Pendeen view Pendeen lighthouse

Pendeen village is half way between Lands End and St Ives. Pendeen is part of a mile long string of small mining communities of Carnyorth, Trewellard, Boscaswell and Bojewyan.

Each of these villages has a famous coastal mine in the last century. In fact the last working mine, Geevor finally closed in 1991, though there is a mine centre and visitor facilities there today. The Levant mine had a major disaster with its man engine in 1919, when it crashed out of control down the shaft killing 31 men. Though the mine closed in 1930, the Levant engine house has been restored by the National trust and is now a working steam engine that can be viewed by the public.

The whole Pendeen area is rich in industrial archaeology - mine stacks and engine houses cover the coast over about two miles. The ore deposits still there cause a slight red discolouration of the sea. When mining declined, many were forced to emigrate abroad, and took up the mining trade in many oversea's mines.

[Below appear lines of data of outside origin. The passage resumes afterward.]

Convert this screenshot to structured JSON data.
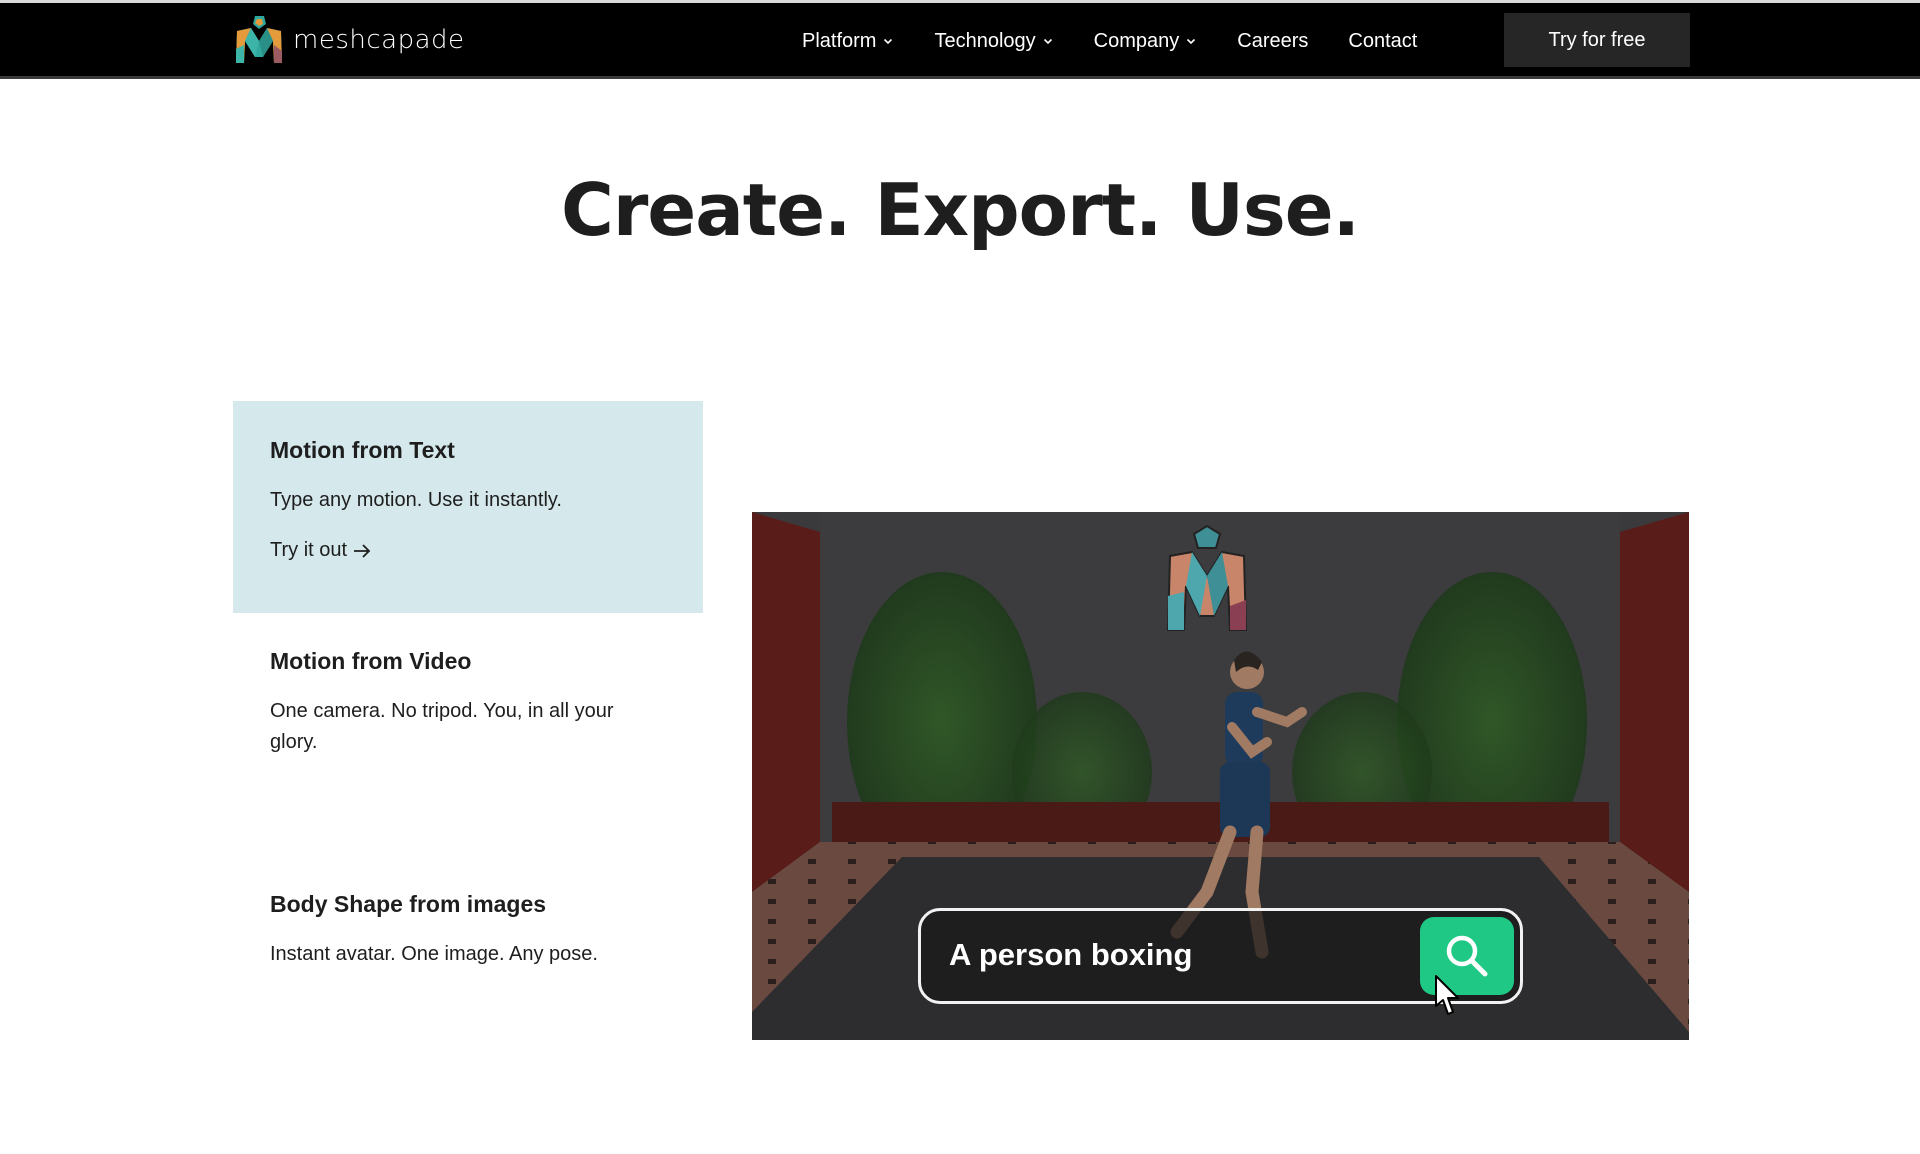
{
  "nav": {
    "brand": "meshcapade",
    "items": [
      {
        "label": "Platform",
        "has_dropdown": true
      },
      {
        "label": "Technology",
        "has_dropdown": true
      },
      {
        "label": "Company",
        "has_dropdown": true
      },
      {
        "label": "Careers",
        "has_dropdown": false
      },
      {
        "label": "Contact",
        "has_dropdown": false
      }
    ],
    "cta_label": "Try for free"
  },
  "hero": {
    "title": "Create. Export. Use."
  },
  "features": [
    {
      "title": "Motion from Text",
      "description": "Type any motion. Use it instantly.",
      "link_label": "Try it out",
      "link_icon": "arrow-right-icon",
      "active": true
    },
    {
      "title": "Motion from Video",
      "description": "One camera. No tripod. You, in all your glory.",
      "active": false
    },
    {
      "title": "Body Shape from images",
      "description": "Instant avatar. One image. Any pose.",
      "active": false
    }
  ],
  "media": {
    "search_query": "A person boxing",
    "search_icon": "search-icon",
    "accent_color": "#1fc985"
  },
  "colors": {
    "nav_bg": "#000000",
    "cta_bg": "#262626",
    "active_card_bg": "#d5e9ed",
    "text": "#1e1e1e"
  }
}
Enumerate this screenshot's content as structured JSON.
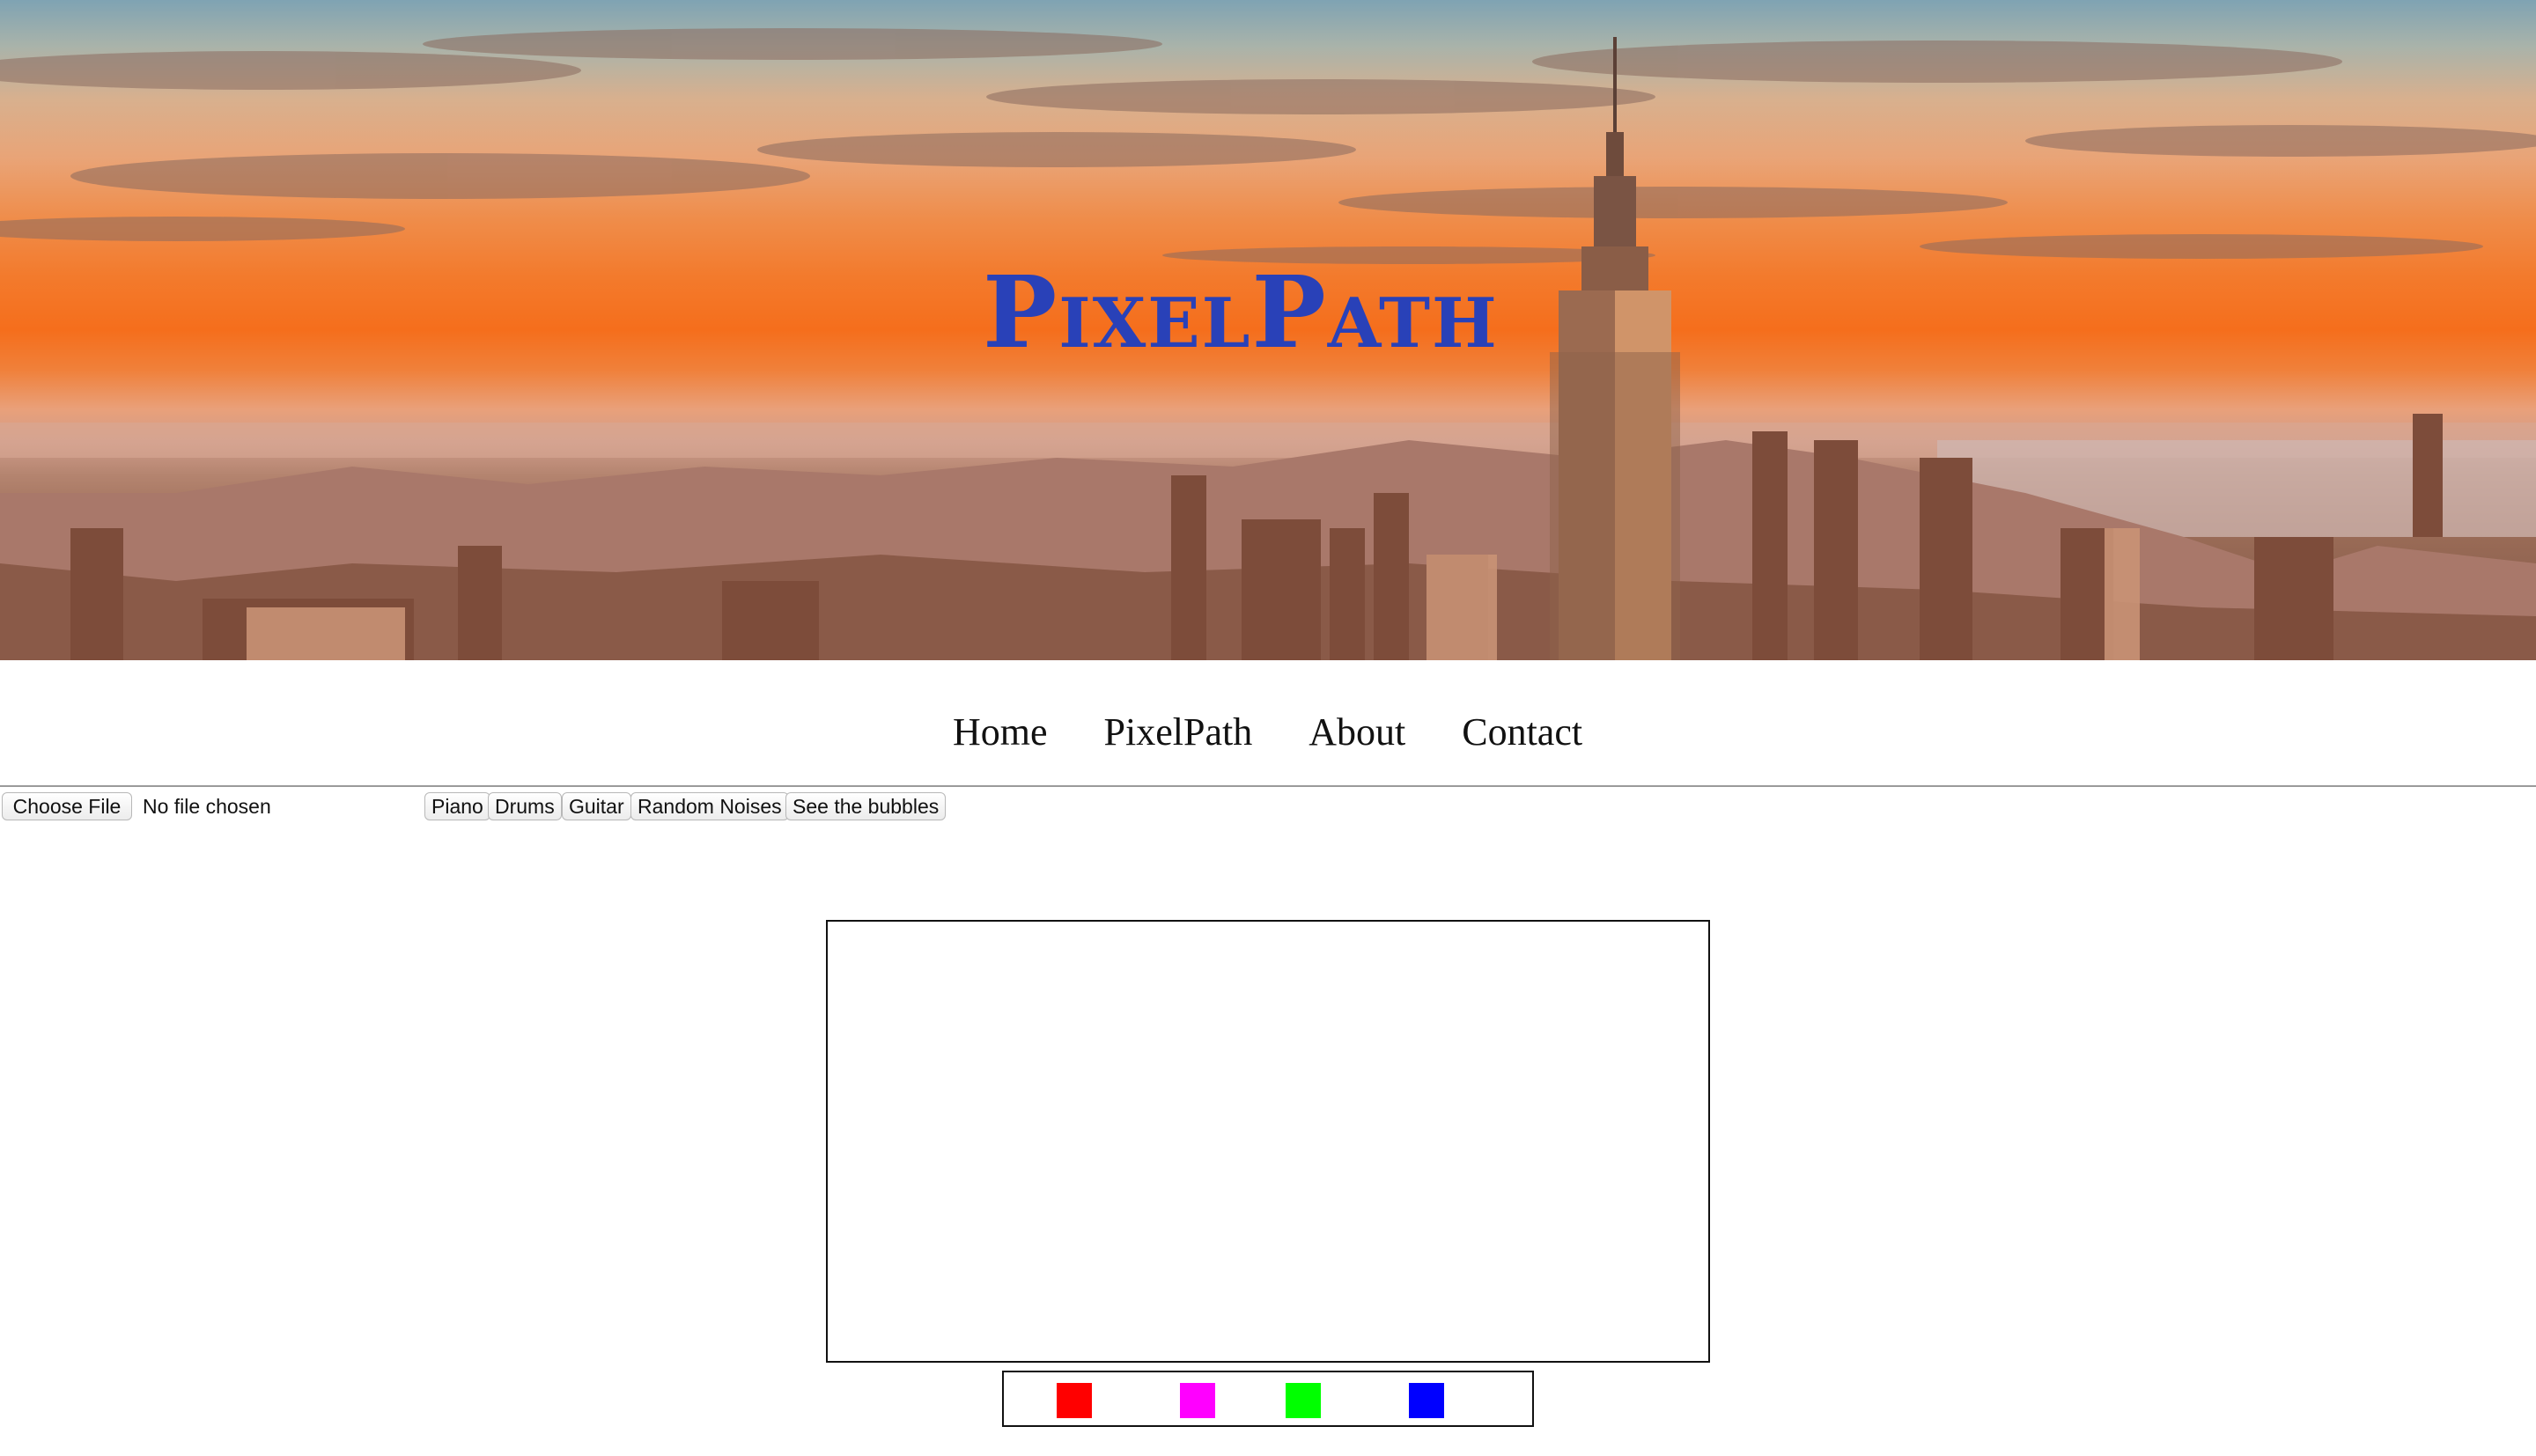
{
  "hero": {
    "title": "PixelPath"
  },
  "nav": {
    "items": [
      {
        "label": "Home"
      },
      {
        "label": "PixelPath"
      },
      {
        "label": "About"
      },
      {
        "label": "Contact"
      }
    ]
  },
  "controls": {
    "file_button_label": "Choose File",
    "file_status": "No file chosen",
    "buttons": [
      {
        "label": "Piano"
      },
      {
        "label": "Drums"
      },
      {
        "label": "Guitar"
      },
      {
        "label": "Random Noises"
      },
      {
        "label": "See the bubbles"
      }
    ]
  },
  "palette": {
    "colors": [
      {
        "name": "red",
        "hex": "#ff0000"
      },
      {
        "name": "magenta",
        "hex": "#ff00ff"
      },
      {
        "name": "green",
        "hex": "#00ff00"
      },
      {
        "name": "blue",
        "hex": "#0000ff"
      }
    ]
  },
  "colors": {
    "title": "#2941b8",
    "nav_text": "#111111",
    "divider": "#9a9a9a"
  }
}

Pendeen St John's parish church is modeled on the cathedral on Iona. The stone came from the Carn Eanes quarry above the village, and it was constructed in the 1850's under the direction of the vicar, Robert Aitken.

Pendeen Lighthouse stands along a road, on a rocky headland, about a mile to the north of the village. Before work could begin the whole headland had to be flattened. The light was commissioned on September 26th 1900. Within the lighthouse tower are two rooms, one over the other, with the lantern on top. It originally contained a five-wick Argand lamp, to which oil was pumped from the room below. It was converted to an electric one in 1926. The optic is very heavy, weighing 2½ tons, but as it floats in a trough containing ¾of a ton of mercury, which enables it to rotate easily. This Lighthouse was automated in 1995. The lighthouse is now unmanned and controlled via a telemetry link from the Trinity House Operational Control Centre at Harwich.